Spain’s real estate agencies warn that the lack of affordable, accessible housing in the country is creating a “social drama” that will only get worse in the near future.
A study on rental housing by the National Federation of Real Estate Associations (FAI) has found that the country’s rental housing stock has dropped by 30.5% in the last six months, further driving up demand and prices in a country already low on affordable housing.
Driving the disparity between supply and demand is the country’s Housing Law, which went into effect at the end of May.
The Housing Law, as it is best known, approved by Spain’s leftist-controlled Congress of Deputies on April 27th, contains about ten measures designed to improve the lack of affordable housing.
Among other measures, the Housing Law caps rent increases at 3%, makes the process of evicting a renter for non-payment of rent longer, and allows for greater government intervention in neighborhoods where the housing market is deemed “stressed.”
The FAI study shows the initial effects of the law on the housing market. In the period from late May until mid-October, demand for long-term rental properties increased by 11%, while rental prices have increased on average by 9.2% in the last 12 months.
Since the new Housing Law went on the books in late May, rental management operations in real estate agencies have fallen by almost 29%.

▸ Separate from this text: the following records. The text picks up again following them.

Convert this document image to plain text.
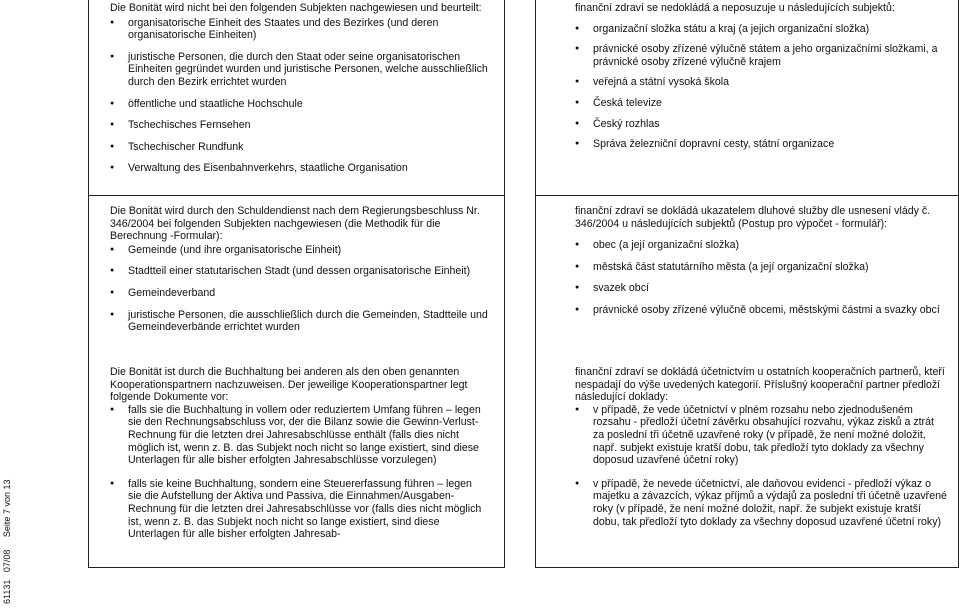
61131   07/08     Seite 7 von 13

Die Bonität wird nicht bei den folgenden Subjekten nachgewiesen und beurteilt:

● organisatorische Einheit des Staates und des Bezirkes (und deren organisatorische Einheiten)
● juristische Personen, die durch den Staat oder seine organisatorischen Einheiten gegründet wurden und juristische Personen, welche ausschließlich durch den Bezirk errichtet wurden
● öffentliche und staatliche Hochschule
● Tschechisches Fernsehen
● Tschechischer Rundfunk
● Verwaltung des Eisenbahnverkehrs, staatliche Organisation

finanční zdraví se nedokládá a neposuzuje u následujících subjektů:

● organizační složka státu a kraj (a jejich organizační složka)
● právnické osoby zřízené výlučně státem a jeho organizačními složkami, a právnické osoby zřízené výlučně krajem
● veřejná a státní vysoká škola
● Česká televize
● Český rozhlas
● Správa železniční dopravní cesty, státní organizace

Die Bonität wird durch den Schuldendienst nach dem Regierungsbeschluss Nr. 346/2004 bei folgenden Subjekten nachgewiesen (die Methodik für die Berechnung -Formular):

● Gemeinde (und ihre organisatorische Einheit)
● Stadtteil einer statutarischen Stadt (und dessen organisatorische Einheit)
● Gemeindeverband
● juristische Personen, die ausschließlich durch die Gemeinden, Stadtteile und Gemeindeverbände errichtet wurden

finanční zdraví se dokládá ukazatelem dluhové služby dle usnesení vlády č. 346/2004 u následujících subjektů (Postup pro výpočet - formulář):

● obec (a její organizační složka)
● městská část statutárního města (a její organizační složka)
● svazek obcí
● právnické osoby zřízené výlučně obcemi, městskými částmi a svazky obcí

Die Bonität ist durch die Buchhaltung bei anderen als den oben genannten Kooperationspartnern nachzuweisen. Der jeweilige Kooperationspartner legt folgende Dokumente vor:

● falls sie die Buchhaltung in vollem oder reduziertem Umfang führen – legen sie den Rechnungsabschluss vor, der die Bilanz sowie die Gewinn-Verlust-Rechnung für die letzten drei Jahresabschlüsse enthält (falls dies nicht möglich ist, wenn z. B. das Subjekt noch nicht so lange existiert, sind diese Unterlagen für alle bisher erfolgten Jahresabschlüsse vorzulegen)
● falls sie keine Buchhaltung, sondern eine Steuererfassung führen – legen sie die Aufstellung der Aktiva und Passiva, die Einnahmen/Ausgaben-Rechnung für die letzten drei Jahresabschlüsse vor (falls dies nicht möglich ist, wenn z. B. das Subjekt noch nicht so lange existiert, sind diese Unterlagen für alle bisher erfolgten Jahresab-

finanční zdraví se dokládá účetnictvím u ostatních kooperačních partnerů, kteří nespadají do výše uvedených kategorií. Příslušný kooperační partner předloží následující doklady:

● v případě, že vede účetnictví v plném rozsahu nebo zjednodušeném rozsahu - předloží účetní závěrku obsahující rozvahu, výkaz zisků a ztrát za poslední tři účetně uzavřené roky (v případě, že není možné doložit, např. subjekt existuje kratší dobu, tak předloží tyto doklady za všechny doposud uzavřené účetní roky)
● v případě, že nevede účetnictví, ale daňovou evidenci - předloží výkaz o majetku a závazcích, výkaz příjmů a výdajů za poslední tři účetně uzavřené roky (v případě, že není možné doložit, např. že subjekt existuje kratší dobu, tak předloží tyto doklady za všechny doposud uzavřené účetní roky)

The FAI also found that 25.8% of the agencies consulted in a survey said that landlords are tightening requirements for potential tenants and that 19.7% have chosen to raise income requirements due to the risk of non-payment. Additionally, 15.4% of agencies responded that property owners are moving their homes to the temporary rental market, and more than 13% are putting their properties up for sale.
Other effects are the withdrawal of rental homes from the market after the current contract expires and the transfer of residential rentals to the tourist rental market, each occurring at a rate of about 6%.
Only 1.6% of the agencies responded that they had not noticed any change in the rental market, and 0.3% indicated that they were seeing property owners put homes on the rental market due to tax incentives.
Regarding the behavior of tenants, 40.6% of the agencies indicated that the demand for regular home rentals has increased, 20.7% of agencies saw a demand for room rentals increase, and 10.1% perceive that interest in buying a home has increased.
In contrast, 19.8% of agencies did not notice any changes in demand since the new regulations were established.
José María Alfaro, president of the FAI, said in a statement that all the indicators used by real estate agencies point to a trend that will continue in the coming months with an increasing disparity between rental supply and rental demand.
“It is a true social drama that administrations do not know how to manage,” Alfaro said.
Spain has the largest housing deficit in all of Europe, whether to rent or purchase, and only about 7% of its housing stock is public, compared to 20% to 30% in other European countries. A full third of the housing lacking in Europe is needed in Spain. Not surprisingly, the situation is especially pronounced in the fastest-growing cities, such as Madrid.
Even before this latest drop in available rentals, the rental stock had plummeted 28% in the previous four years, coinciding with Sánchez’s presidency, according to data from the real estate website Idealista. The decrease has been especially steep in growing areas such as Valencia and Madrid.